An accurate understanding of the matrix-fracture mass transfer is fundamental to the modeling of fractured reservoirs. Nevertheless, the difficulty in an appropriate representation of this process comes from the fact that matrix and fracture interact in a particular manner depending on physical mechanisms as capillary imbibition. Capillary imbibition is considered through wettability in several mass transfer formulations (also called transfer functions) as the main mass driving force between matrix and fracture. This paper provides simulation results of waterflooding in two different scales of fractured models: Core plug models and extended models (a quarter of 5-spot), aiming to evaluate the influence of wettability and flow rate alteration on the matrix-fracture mass transfer. The methodology applied is based on sensitivity analyzes of wettability and flow rates scenarios, comparing parameters involved in matrix-fracture mass transfer: capillary continuity, fluid transfer rate, and hydraulic conductivity of the fracture system.
The methodology is divided into three main parts. Initially, single-porosity models with an induced longitudinally fracture at laboratory scale are simulated, to obtain accurate models in terms of representative responses for wettability and flow rate changes.
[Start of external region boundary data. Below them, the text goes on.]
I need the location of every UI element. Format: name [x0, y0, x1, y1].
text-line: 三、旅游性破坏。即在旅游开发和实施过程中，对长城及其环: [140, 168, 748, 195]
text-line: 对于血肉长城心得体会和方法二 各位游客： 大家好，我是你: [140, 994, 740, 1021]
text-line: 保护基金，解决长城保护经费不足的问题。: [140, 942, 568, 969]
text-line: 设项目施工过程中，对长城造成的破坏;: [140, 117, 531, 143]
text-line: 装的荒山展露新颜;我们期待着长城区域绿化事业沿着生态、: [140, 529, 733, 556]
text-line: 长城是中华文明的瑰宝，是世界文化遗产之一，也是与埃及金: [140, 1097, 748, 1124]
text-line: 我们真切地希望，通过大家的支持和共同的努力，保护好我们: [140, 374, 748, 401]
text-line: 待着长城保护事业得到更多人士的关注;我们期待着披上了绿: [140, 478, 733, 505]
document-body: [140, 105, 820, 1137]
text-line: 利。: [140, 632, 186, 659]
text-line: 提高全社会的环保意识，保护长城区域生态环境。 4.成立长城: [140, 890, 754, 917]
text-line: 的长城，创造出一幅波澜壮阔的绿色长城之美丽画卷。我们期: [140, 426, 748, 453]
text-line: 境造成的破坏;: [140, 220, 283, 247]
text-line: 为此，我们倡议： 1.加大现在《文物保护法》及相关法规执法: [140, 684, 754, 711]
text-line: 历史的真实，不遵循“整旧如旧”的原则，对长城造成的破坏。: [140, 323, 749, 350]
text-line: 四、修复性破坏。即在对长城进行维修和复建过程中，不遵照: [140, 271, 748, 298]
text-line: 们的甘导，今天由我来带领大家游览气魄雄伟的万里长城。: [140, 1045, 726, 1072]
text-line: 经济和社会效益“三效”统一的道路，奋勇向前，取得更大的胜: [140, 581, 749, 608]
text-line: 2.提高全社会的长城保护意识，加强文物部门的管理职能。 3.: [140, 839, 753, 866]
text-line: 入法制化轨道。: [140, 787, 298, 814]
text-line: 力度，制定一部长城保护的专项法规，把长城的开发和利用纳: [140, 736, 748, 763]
Secondly, dual-porosity/permeability models are constructed also at laboratory scale to analyze and compare answers to mass transfer. As a third stage, extended models are created attempting to analyze the impacts of sensitivity parameters of mass transfer on a larger scale. Results show that the increase of rock preference for water leads to highest oil recovery factors at low and high-water injection rates, benefiting mainly from the water spontaneous imbibition. Notably, the spontaneous imbibition in these cases is more considerable in low-rate scenarios, due to its larger contact time with water and rock. However, the increment on production may not be economically feasible, because of the long time (high pore volumes injected) needed to get this increase. In contrast, intermediate and oil-wet scenarios exhibit low oil sweep and displacement efficiency at low and high-water injection rates. Accordingly, these scenarios reach water breakthrough quickly and exhibit a less accentuated tendency to water saturation alterations if compared with a water-wet scenario.
Results from single-porosity models show a good agreement between the water saturation distributions along the length and the effect of the induced fracture, validating its use. Results also reflect the effects of the fractured porous media formulations at both model scales as well as the effects of the shape-factors. In a numerical simulation study, this work shows the importance of close interaction between the wettability, flow rate changes, and the parameters that control matrix-fracture mass transfer. At last, the significance of these sensitive parameters is also demonstrated.